Scotford Yard Lighting
During daylight hours, the entire length of a clear track can be seen from both ends of Scotford Yard. Because most of the work is performed at the switches on the leads, yard lighting was provided along the leads at both ends of the yard to increase visibility, safety and productivity at night. During night operation at the time of the occurrence, it was not possible to fully observe the tracks from each end as the center of the yard was not illuminated. However, if the track was clear, some lighting from the opposite end of the track would have been visible and could have been seen reflecting off the rails.

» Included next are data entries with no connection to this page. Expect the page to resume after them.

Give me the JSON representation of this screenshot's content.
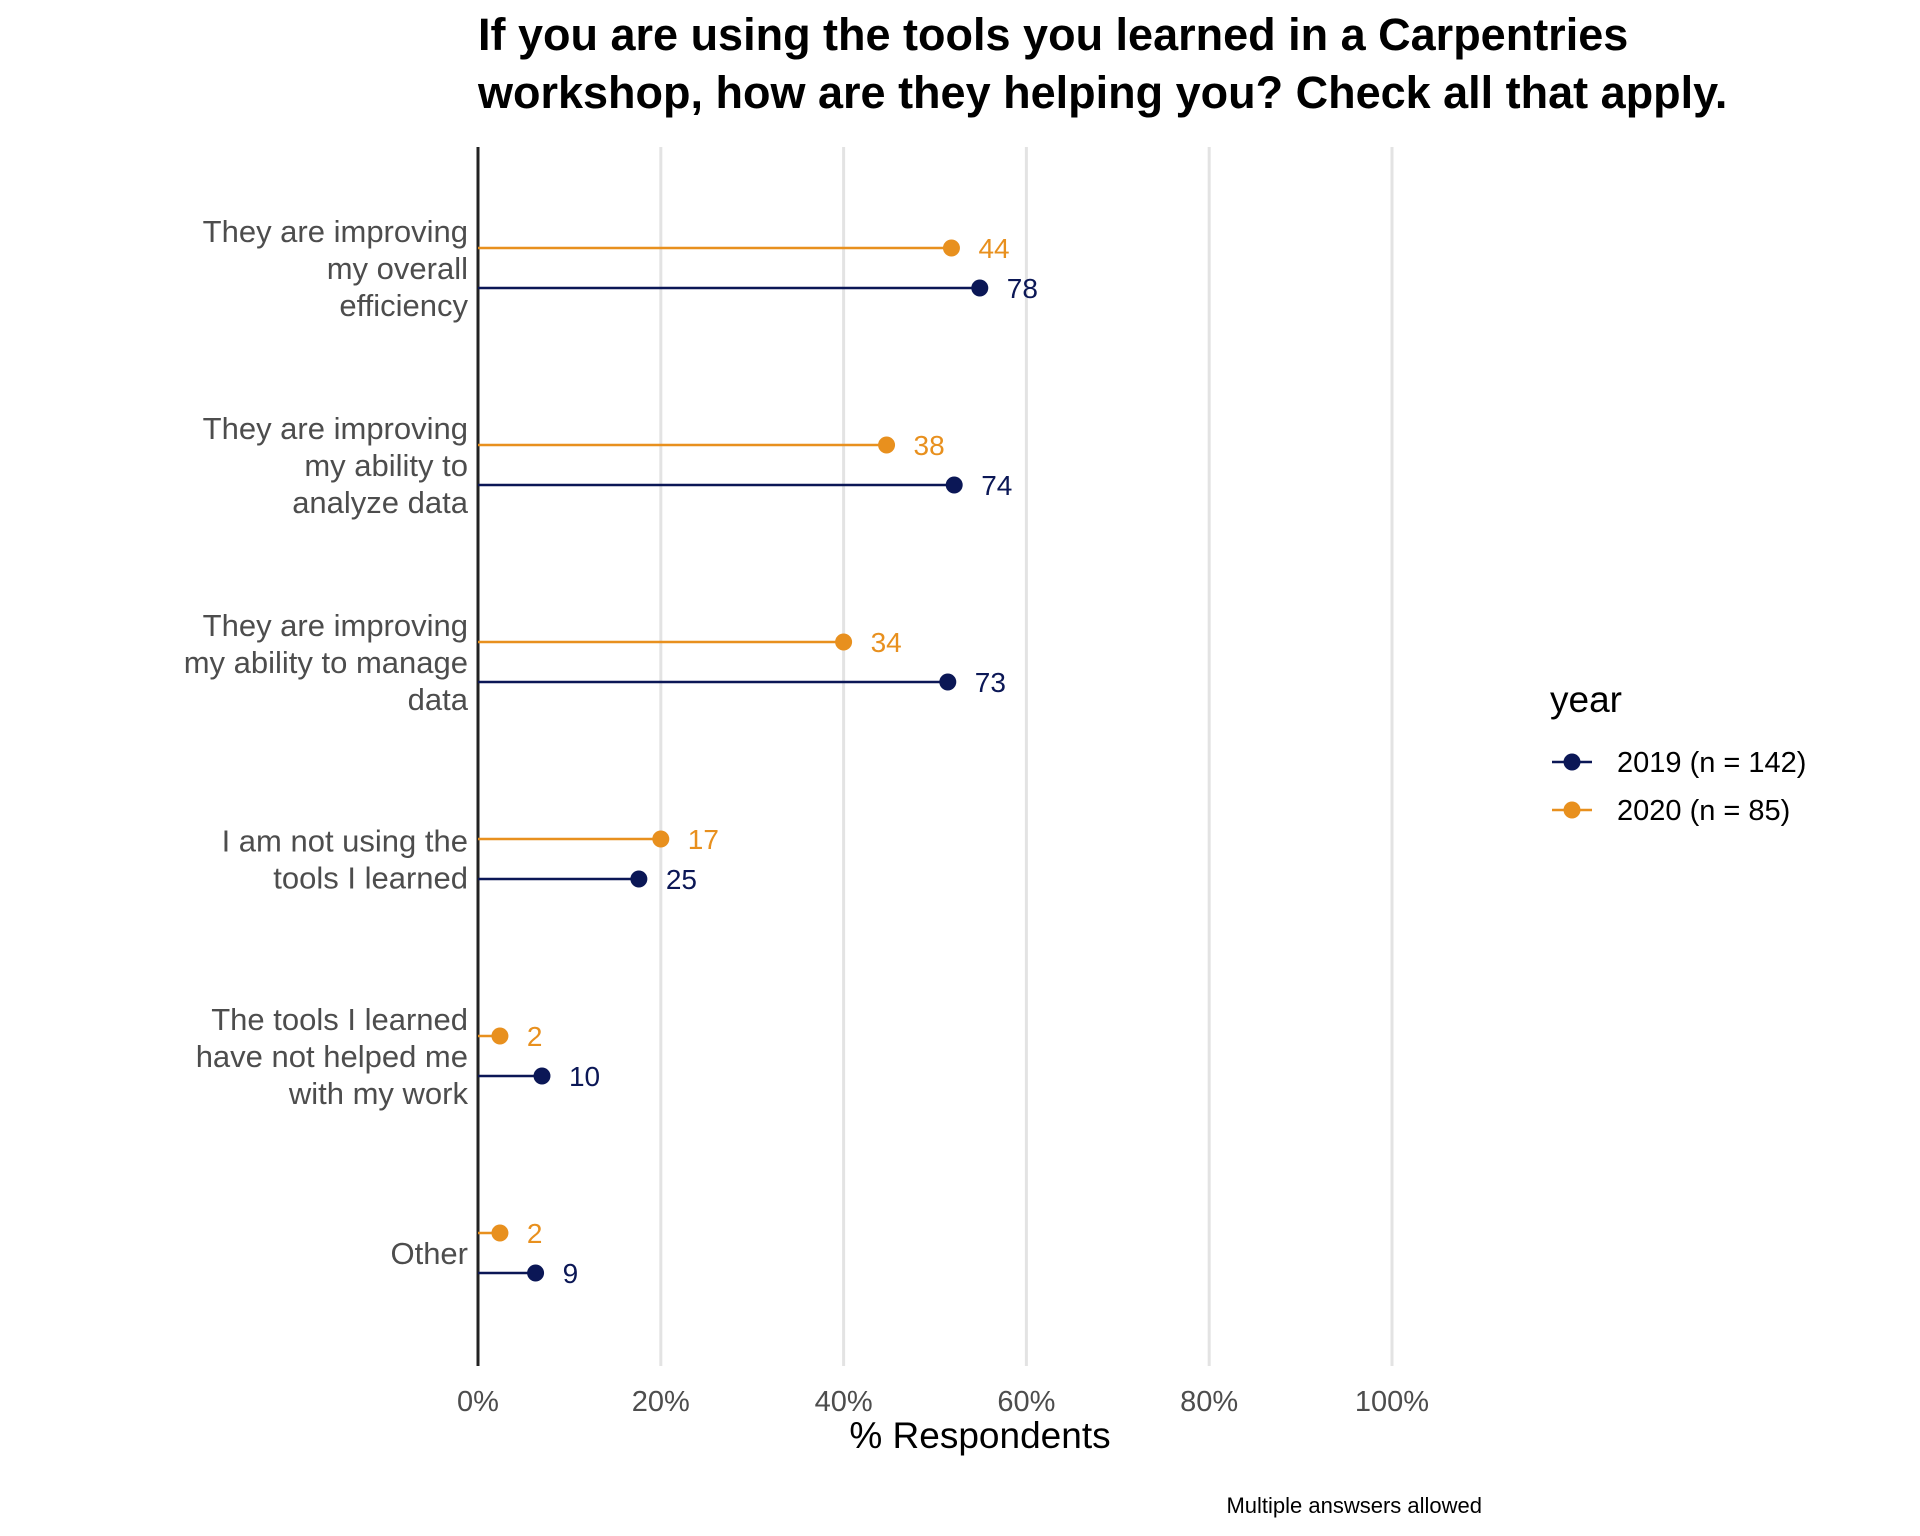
{
  "chart_data": {
    "type": "lollipop",
    "title": "If you are using the tools you learned in a Carpentries workshop, how are they helping you? Check all that apply.",
    "title_lines": [
      "If you are using the tools you learned in a Carpentries",
      "workshop, how are they helping you? Check all that apply."
    ],
    "xlabel": "% Respondents",
    "ylabel": "",
    "caption": "Multiple answsers allowed",
    "xlim": [
      0,
      100
    ],
    "x_ticks": [
      "0%",
      "20%",
      "40%",
      "60%",
      "80%",
      "100%"
    ],
    "grid": "vertical major gridlines",
    "legend_title": "year",
    "legend_position": "right",
    "categories": [
      "They are improving my overall efficiency",
      "They are improving my ability to analyze data",
      "They are improving my ability to manage data",
      "I am not using the tools I learned",
      "The tools I learned have not helped me with my work",
      "Other"
    ],
    "category_lines": [
      [
        "They are improving",
        "my overall",
        "efficiency"
      ],
      [
        "They are improving",
        "my ability to",
        "analyze data"
      ],
      [
        "They are improving",
        "my ability to manage",
        "data"
      ],
      [
        "I am not using the",
        "tools I learned"
      ],
      [
        "The tools I learned",
        "have not helped me",
        "with my work"
      ],
      [
        "Other"
      ]
    ],
    "series": [
      {
        "name": "2019 (n = 142)",
        "color": "#0b1756",
        "counts": [
          78,
          74,
          73,
          25,
          10,
          9
        ],
        "percent": [
          54.9,
          52.1,
          51.4,
          17.6,
          7.0,
          6.3
        ]
      },
      {
        "name": "2020 (n = 85)",
        "color": "#e8901e",
        "counts": [
          44,
          38,
          34,
          17,
          2,
          2
        ],
        "percent": [
          51.8,
          44.7,
          40.0,
          20.0,
          2.4,
          2.4
        ]
      }
    ]
  }
}
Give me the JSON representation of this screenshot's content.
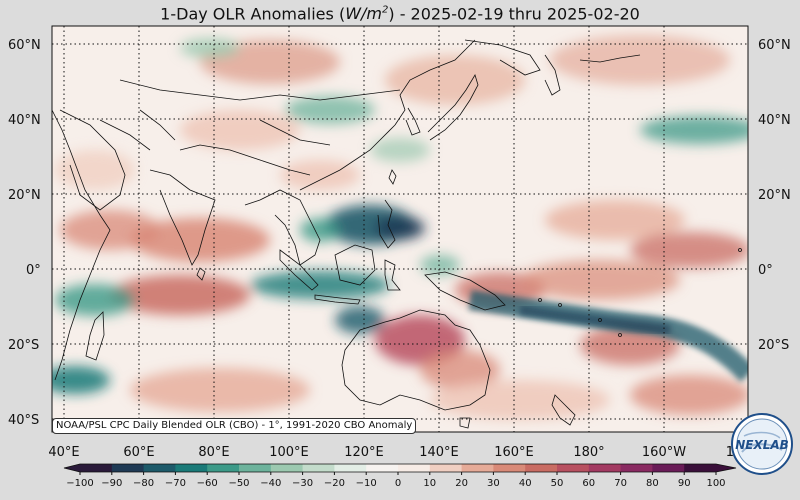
{
  "title": {
    "prefix": "1-Day OLR Anomalies (",
    "unit_base": "W/m",
    "unit_exp": "2",
    "suffix": ") - 2025-02-19 thru 2025-02-20"
  },
  "footnote": "NOAA/PSL CPC Daily Blended OLR (CBO) - 1°, 1991-2020 CBO Anomaly",
  "lat_labels": [
    "60°N",
    "40°N",
    "20°N",
    "0°",
    "20°S",
    "40°S"
  ],
  "lon_labels": [
    "40°E",
    "60°E",
    "80°E",
    "100°E",
    "120°E",
    "140°E",
    "160°E",
    "180°",
    "160°W",
    "14"
  ],
  "colorbar": {
    "ticks": [
      "−100",
      "−90",
      "−80",
      "−70",
      "−60",
      "−50",
      "−40",
      "−30",
      "−20",
      "−10",
      "0",
      "10",
      "20",
      "30",
      "40",
      "50",
      "60",
      "70",
      "80",
      "90",
      "100"
    ],
    "colors": [
      "#2a1a3a",
      "#1f3a55",
      "#1d5a6a",
      "#1a7a78",
      "#3c9a88",
      "#6db39c",
      "#9cc9b0",
      "#c3dccb",
      "#e3eee6",
      "#f7f3f0",
      "#f7ece6",
      "#f0cfc2",
      "#e6ab98",
      "#d98a78",
      "#c96c63",
      "#b85060",
      "#a33a62",
      "#8a2a62",
      "#6a1c58",
      "#3a0f3a"
    ]
  },
  "logo_text": "NEXLAB",
  "colors": {
    "background": "#dcdcdc",
    "neutral": "#f7f0ec",
    "wet": "#1d5a6a",
    "dry": "#c96c63"
  }
}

When the foreman looked down track VC-64 it was dark, which likely led him to the mistaken conclusion that the track was clear. The absence of lights in the centre of the yard made it more difficult for the foreman to correctly perceive that track VC-64 was occupied. When railway yards are not adequately lighted for night switching operations, visibility along certain yard tracks can be compromised, making it more difficult to verify the status of the track and increasing the risk of a yard collision and derailment.
Findings as to Causes and Contributing Factors
- The collision and derailment occurred when 55 cars were shoved, unprotected, into track VC-64 where they contacted a cut of stationary cars. The intended move had been to shove the cars into track VC-63 which the crew knew was clear.
- Despite the requirement to visually protect the movement at all times, no visual point protection was provided during the move.
- A reduced level of alertness contributed to the foreman's actions, including his decision to bypass the requirement for visual point protection of the movement and his actions leading to misrouting assignment 602 into track VC-64.
- While the foreman was trained and qualified for his position, he had limited experience as a foreman and was not fully familiar with operations at Scotford Yard.
Findings as to Risk
- When railway yards are not adequately lighted for night switching operations, visibility along certain yard tracks can be compromised, making it more difficult to verify the status of the track and increasing the risk of a yard collision and derailment.
Safety Action Taken
In January 2011, TSB issued Rail Safety Advisory Letter 02/11 to highlight the number of recent switching accidents in Scotford Yard. The letter suggested that Transport Canada may wish to review CN's work procedures, safety measures and switching practices to ensure they are adequate and effective for safe operations.
Transport Canada's (TC) response stated that it was monitoring operations at Scotford Yard, as well as other CN rail yards in the Greater Edmonton Terminal (GET) area. TC identified rail operations in the GET area as a concern and has increased monitoring and inspections for the coming year. TC will continue with enhanced monitoring/inspection activities and will take appropriate action should a threat to safe rail operations develop.
In January 2011, CN installed additional lighting at Scotford Yard to increase visibility at the center of the yard during night switching operations.
This report concludes the Transportation Safety Board's investigation into this occurrence. Consequently, the Board authorized the release of this report on 26 October 2011.